EMG

        All bereaved parents dread the holidays because we always have an empty chair.  It is heartbreaking to not have Amy with us at any time but it hurts even more on holidays when our entire family gets together.Our other child all get older, have special moments such as weddings, births of children, graduations, new homes, etc. and go on with their normal lives.  And we are so happy for them, but our grief will not end until our lives end.  My friend Roe, also a bereaved mom, died last year and a part of me is a bit envious. I know that sounds strange to non-bereaved parents but it is true.  The song by Brad Paisley has such beautiful words.
       Yesterday my pain level was better than it has been for a long time. I was definitely a 7.5 , maybe even a 7 for most of the day.  I got another laser treatment yesterday. I think it is really working!! Today I had to go get an EMG of my lower extremities. The doc told me that he was going to try to pinpoint exactly where my nerve is damaged. He hooked me up to a machine and then shocked different parts of my leg and my foot.
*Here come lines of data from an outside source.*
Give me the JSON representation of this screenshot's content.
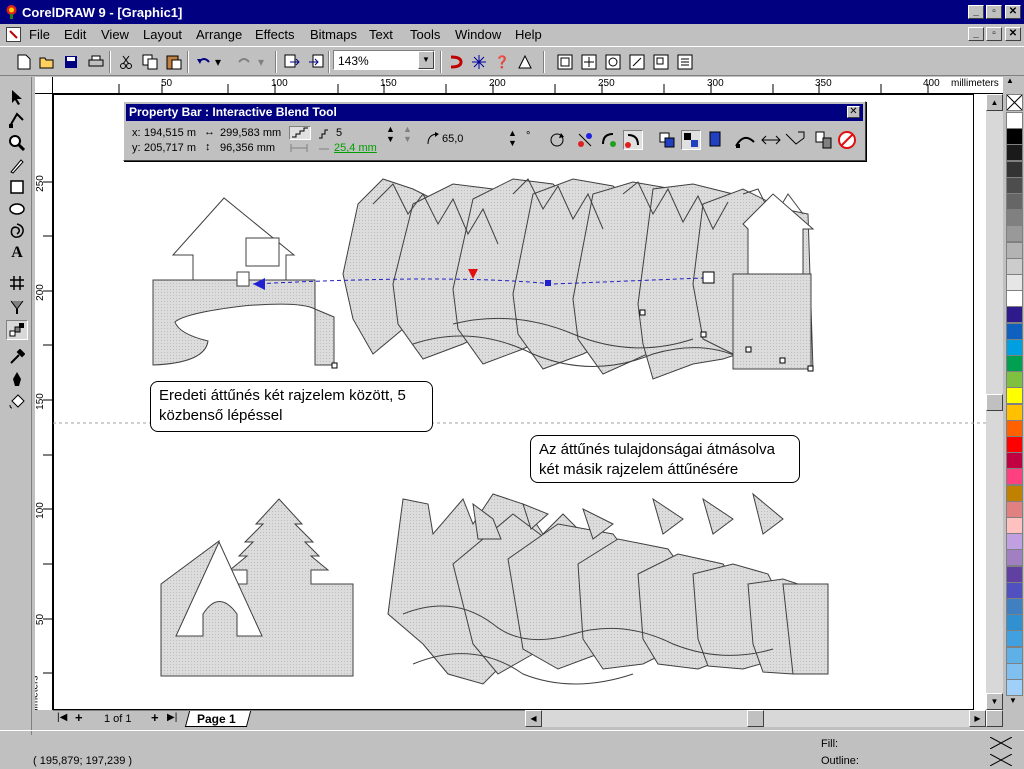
{
  "window": {
    "title": "CorelDRAW 9 - [Graphic1]",
    "caption_min": "_",
    "caption_max": "▫",
    "caption_close": "✕"
  },
  "menu": {
    "items": [
      "File",
      "Edit",
      "View",
      "Layout",
      "Arrange",
      "Effects",
      "Bitmaps",
      "Text",
      "Tools",
      "Window",
      "Help"
    ]
  },
  "toolbar": {
    "zoom_value": "143%"
  },
  "rulers": {
    "h_labels": [
      "50",
      "100",
      "150",
      "200",
      "250",
      "300",
      "350",
      "400"
    ],
    "h_unit": "millimeters",
    "v_labels": [
      "250",
      "200",
      "150",
      "100",
      "50"
    ],
    "v_unit": "millimeters"
  },
  "property_bar": {
    "title": "Property Bar : Interactive Blend Tool",
    "x_label": "x:",
    "x_value": "194,515 m",
    "y_label": "y:",
    "y_value": "205,717 m",
    "width_value": "299,583 mm",
    "height_value": "96,356 mm",
    "steps_value": "5",
    "spacing_value": "25,4 mm",
    "angle_value": "65,0",
    "angle_unit": "°"
  },
  "callouts": {
    "first": "Eredeti áttűnés két rajzelem között, 5 közbenső lépéssel",
    "second": "Az áttűnés tulajdonságai átmásolva két másik rajzelem áttűnésére"
  },
  "page_tabs": {
    "counter": "1 of 1",
    "page_label": "Page 1"
  },
  "status": {
    "coordinates": "( 195,879; 197,239 )",
    "fill_label": "Fill:",
    "outline_label": "Outline:"
  },
  "palette": {
    "colors": [
      "#ffffff",
      "#000000",
      "#1a1a1a",
      "#333333",
      "#4d4d4d",
      "#666666",
      "#808080",
      "#999999",
      "#b3b3b3",
      "#cccccc",
      "#e6e6e6",
      "#ffffff",
      "#2e1a8a",
      "#1060c0",
      "#00a0e0",
      "#00a050",
      "#80c040",
      "#ffff00",
      "#ffc000",
      "#ff6000",
      "#ff0000",
      "#c00040",
      "#ff4080",
      "#c08000",
      "#e08080",
      "#ffc0c0",
      "#c0a0e0",
      "#a080c0",
      "#6040a0",
      "#5050c0",
      "#4080c0",
      "#3090d0",
      "#40a0e0",
      "#60b0e8",
      "#80c0f0",
      "#a0d0f8"
    ]
  }
}
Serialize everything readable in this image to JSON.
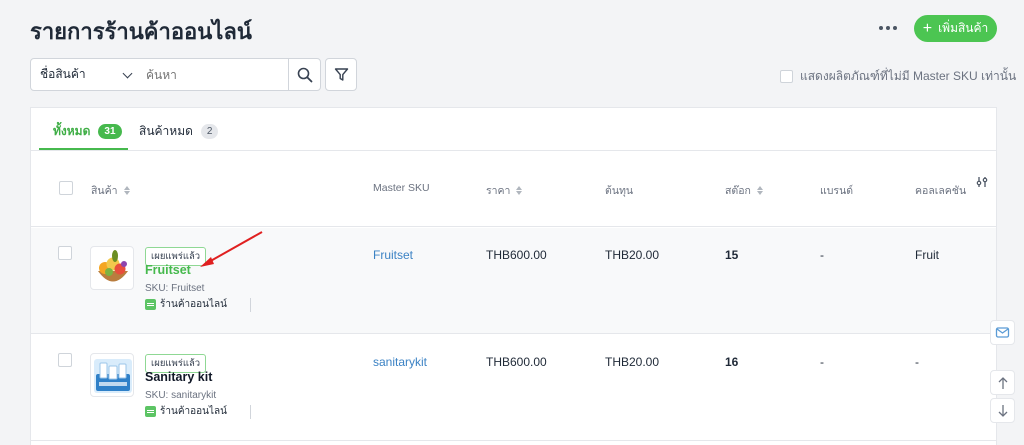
{
  "header": {
    "title": "รายการร้านค้าออนไลน์",
    "add_button_label": "เพิ่มสินค้า"
  },
  "filters": {
    "field_select_value": "ชื่อสินค้า",
    "search_placeholder": "ค้นหา",
    "show_without_sku_label": "แสดงผลิตภัณฑ์ที่ไม่มี Master SKU เท่านั้น"
  },
  "tabs": [
    {
      "label": "ทั้งหมด",
      "count": "31"
    },
    {
      "label": "สินค้าหมด",
      "count": "2"
    }
  ],
  "columns": {
    "product": "สินค้า",
    "master_sku": "Master SKU",
    "price": "ราคา",
    "cost": "ต้นทุน",
    "stock": "สต๊อก",
    "brand": "แบรนด์",
    "collection": "คอลเลคชัน"
  },
  "rows": [
    {
      "status": "เผยแพร่แล้ว",
      "name": "Fruitset",
      "sku": "SKU: Fruitset",
      "store": "ร้านค้าออนไลน์",
      "master_sku": "Fruitset",
      "price": "THB600.00",
      "cost": "THB20.00",
      "stock": "15",
      "brand": "-",
      "collection": "Fruit"
    },
    {
      "status": "เผยแพร่แล้ว",
      "name": "Sanitary kit",
      "sku": "SKU: sanitarykit",
      "store": "ร้านค้าออนไลน์",
      "master_sku": "sanitarykit",
      "price": "THB600.00",
      "cost": "THB20.00",
      "stock": "16",
      "brand": "-",
      "collection": "-"
    }
  ],
  "colors": {
    "accent_green": "#46b94d",
    "link_blue": "#3b82c4",
    "annotation_arrow": "#e02020"
  }
}
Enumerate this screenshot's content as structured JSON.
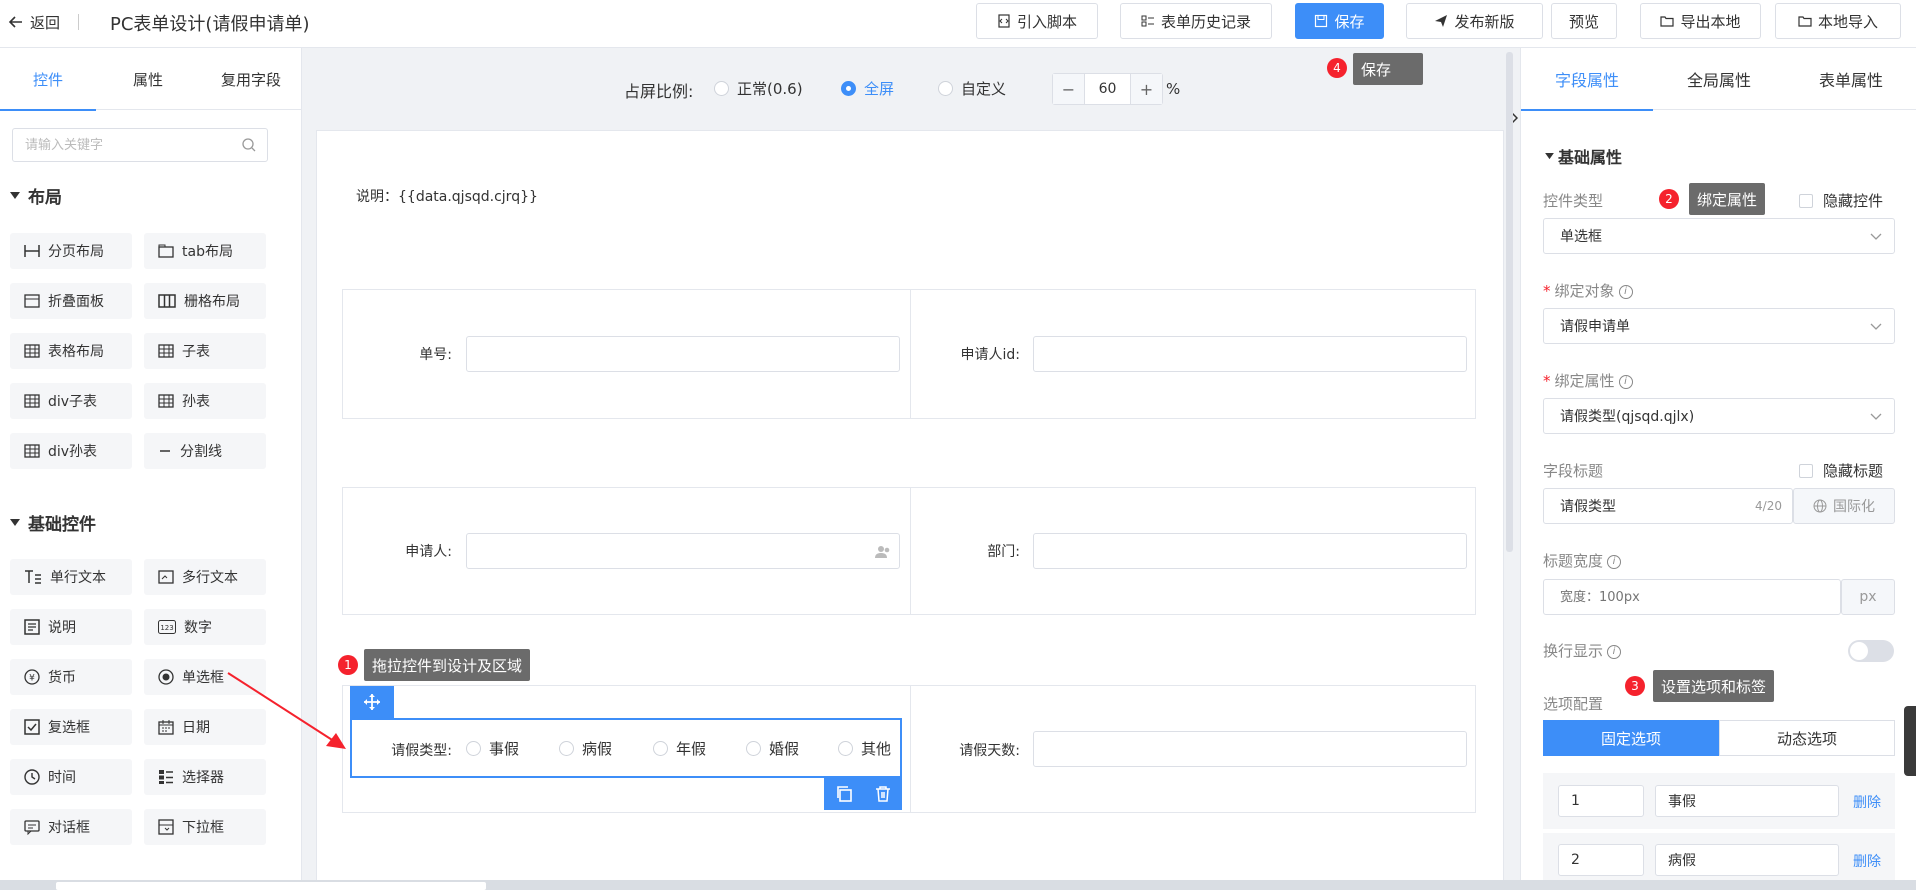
{
  "header": {
    "back_label": "返回",
    "title": "PC表单设计(请假申请单)",
    "buttons": {
      "import_script": "引入脚本",
      "history": "表单历史记录",
      "save": "保存",
      "publish": "发布新版",
      "preview": "预览",
      "export": "导出本地",
      "import": "本地导入"
    }
  },
  "left_panel": {
    "tabs": [
      "控件",
      "属性",
      "复用字段"
    ],
    "search_placeholder": "请输入关键字",
    "layout_group": {
      "title": "布局",
      "items": [
        "分页布局",
        "tab布局",
        "折叠面板",
        "栅格布局",
        "表格布局",
        "子表",
        "div子表",
        "孙表",
        "div孙表",
        "分割线"
      ]
    },
    "basic_group": {
      "title": "基础控件",
      "items": [
        "单行文本",
        "多行文本",
        "说明",
        "数字",
        "货币",
        "单选框",
        "复选框",
        "日期",
        "时间",
        "选择器",
        "对话框",
        "下拉框"
      ]
    }
  },
  "canvas": {
    "ratio_label": "占屏比例:",
    "ratio_options": [
      "正常(0.6)",
      "全屏",
      "自定义"
    ],
    "ratio_selected": "全屏",
    "zoom_value": "60",
    "zoom_unit": "%",
    "note": "说明：{{data.qjsqd.cjrq}}",
    "fields": {
      "number": "单号:",
      "applicant_id": "申请人id:",
      "applicant": "申请人:",
      "department": "部门:",
      "leave_type": "请假类型:",
      "leave_days": "请假天数:"
    },
    "leave_options": [
      "事假",
      "病假",
      "年假",
      "婚假",
      "其他"
    ]
  },
  "tooltips": {
    "drag": {
      "num": "1",
      "text": "拖拉控件到设计及区域"
    },
    "bind": {
      "num": "2",
      "text": "绑定属性"
    },
    "options": {
      "num": "3",
      "text": "设置选项和标签"
    },
    "save": {
      "num": "4",
      "text": "保存"
    }
  },
  "right_panel": {
    "tabs": [
      "字段属性",
      "全局属性",
      "表单属性"
    ],
    "section_title": "基础属性",
    "control_type_label": "控件类型",
    "control_type_value": "单选框",
    "hide_control_label": "隐藏控件",
    "bind_object_label": "绑定对象",
    "bind_object_value": "请假申请单",
    "bind_attr_label": "绑定属性",
    "bind_attr_value": "请假类型(qjsqd.qjlx)",
    "field_title_label": "字段标题",
    "hide_title_label": "隐藏标题",
    "field_title_value": "请假类型",
    "field_title_count": "4/20",
    "i18n_label": "国际化",
    "title_width_label": "标题宽度",
    "title_width_placeholder": "宽度：100px",
    "title_width_unit": "px",
    "wrap_label": "换行显示",
    "options_config_label": "选项配置",
    "fixed_options": "固定选项",
    "dynamic_options": "动态选项",
    "option_rows": [
      {
        "value": "1",
        "label": "事假"
      },
      {
        "value": "2",
        "label": "病假"
      }
    ],
    "delete_label": "删除"
  },
  "colors": {
    "primary": "#3d8ef8",
    "badge": "#f5222d",
    "tooltip": "#6b6b6b"
  }
}
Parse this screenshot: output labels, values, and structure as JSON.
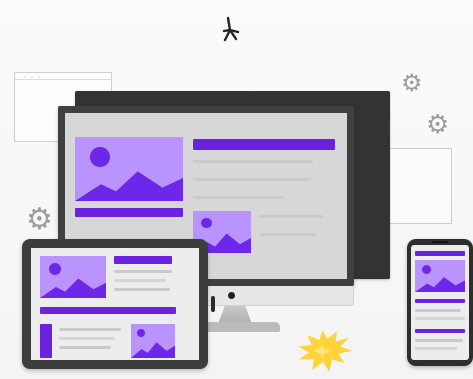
{
  "illustration": {
    "window_mark": "· · ·",
    "sparkle_icon": "sparkle-icon",
    "gear_icon": "gear-icon",
    "burst_icon": "starburst-icon",
    "colors": {
      "accent": "#6b22df",
      "accent_light": "#b994ff",
      "device_dark": "#333333",
      "screen_gray": "#d7d7d7",
      "highlight": "#ffd43b"
    }
  }
}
I wasn't in much  pain before I had the test but I am in terrible pain right now.  After the shocks, he then inserted a pin in different parts of my leg muscles. He then decided to do the right leg to see if there was a difference! OUCH and OUCH again!! I am glad that is over. He told me that he doesn't believe in lasers!  He told me that I should consider surgery. I told him all of the different things I tried and told him that the laser is the ONLY thing that has given me any relief at all!  And I don't want to have surgery! After the test, I considered going shopping, but I changed my mind.  I just wanted to go home and relax and take it easy.  I want to buy Adam and Renee a Brava Wet Jet robotic mop but I couldn't find it online last night.  I'll search later today!
        Yesterday I kept pitching forward!  I actually fell into my sink bowl when I was washing my face last night! That was awful because i had face wash on my face and my eyes were closed! I felt myself going but I sort of froze??What the heck?? I mean, why didn't I open my eyes or pull up my arms to stop myself?? It happened so quickly, my nose hit the sink and it is so sore today. My PD was so off balance!!